Prepare yourselves for enthusiastic-yet-vague coverage because I totally missed this stage and YET IT SOUNDS AMAZING.
Nairo Quintana has definitely recovered. He appears to have smashed the Giro to smithereens, finishing 4m11s ahead of previous race leader, Rigoberto Uran.
That time gap again – 4m11s.
It was snowy. It was dangerous. There was a suggestion that they wouldn’t race down from the highest point in the race – the top of the Stelvio Pass – but they bloody well did. This is where Quintana got away from Uran and from then on he and a changing cast of accomplices inched him further and further ahead.
Uran came ninth and most of those ahead of him were major contenders – although poor Cadel Evans wasn’t among them. Somehow the stumpy Oz is still third, but they’re queuing up to get past him. In fact, the battle for third might be all that’s left of this race after Quintana’s performance.
Here’s the top seven. Seven’s the standard leaderboard number. It’s got nothing to do with who’s seventh.

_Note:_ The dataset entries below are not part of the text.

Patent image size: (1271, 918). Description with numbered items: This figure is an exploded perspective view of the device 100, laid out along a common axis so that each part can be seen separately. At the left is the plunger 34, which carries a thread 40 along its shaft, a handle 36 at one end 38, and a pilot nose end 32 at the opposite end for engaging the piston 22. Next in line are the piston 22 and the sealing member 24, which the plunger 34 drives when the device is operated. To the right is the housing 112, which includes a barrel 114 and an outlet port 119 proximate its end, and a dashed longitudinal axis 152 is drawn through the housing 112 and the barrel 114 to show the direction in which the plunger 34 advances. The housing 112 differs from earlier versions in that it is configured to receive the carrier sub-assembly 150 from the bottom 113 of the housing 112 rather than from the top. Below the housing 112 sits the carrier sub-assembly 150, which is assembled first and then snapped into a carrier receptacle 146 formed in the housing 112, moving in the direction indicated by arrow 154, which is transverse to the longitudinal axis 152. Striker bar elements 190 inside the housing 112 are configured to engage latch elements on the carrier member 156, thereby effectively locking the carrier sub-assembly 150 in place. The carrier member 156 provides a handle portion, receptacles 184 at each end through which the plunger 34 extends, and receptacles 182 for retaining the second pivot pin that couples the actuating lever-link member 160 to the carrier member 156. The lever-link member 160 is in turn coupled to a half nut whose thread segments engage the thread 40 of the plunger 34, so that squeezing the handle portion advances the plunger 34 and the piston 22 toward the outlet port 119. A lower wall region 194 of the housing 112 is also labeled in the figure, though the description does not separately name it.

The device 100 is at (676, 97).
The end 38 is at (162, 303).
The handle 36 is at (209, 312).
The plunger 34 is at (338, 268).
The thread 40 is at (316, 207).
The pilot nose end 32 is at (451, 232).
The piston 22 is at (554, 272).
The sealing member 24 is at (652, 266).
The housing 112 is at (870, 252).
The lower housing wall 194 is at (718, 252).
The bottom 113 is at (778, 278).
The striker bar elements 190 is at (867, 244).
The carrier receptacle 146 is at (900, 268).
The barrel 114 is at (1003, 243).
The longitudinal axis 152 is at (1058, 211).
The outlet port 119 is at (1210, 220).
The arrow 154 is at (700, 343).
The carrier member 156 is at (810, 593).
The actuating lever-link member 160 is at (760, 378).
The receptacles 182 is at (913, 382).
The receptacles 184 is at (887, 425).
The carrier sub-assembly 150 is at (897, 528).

- Chuffed Nairo Quintana – 68h11m44s
- Sulky Rigoberto Uran Uran – 1m41s behind
- Worried Cadel Evans – 3m21s
- Pierre Rolland who’s come from nowhere – 3m26s
- Possibly fading Rafal Majka – 3m28s
- Plain old Fabio Aru – 3m34s
- Domenico Pozzovivo – 3m49s
The race is on! But not much! Because Nairo Quintana’s basically won! Hasn’t he? I don’t know! I keep getting everything wrong! And I probably won’t see any of the next few stages either!
Stage 17
Something thrown to the sprinters to keep them from sloping home in a huff before the end of the race.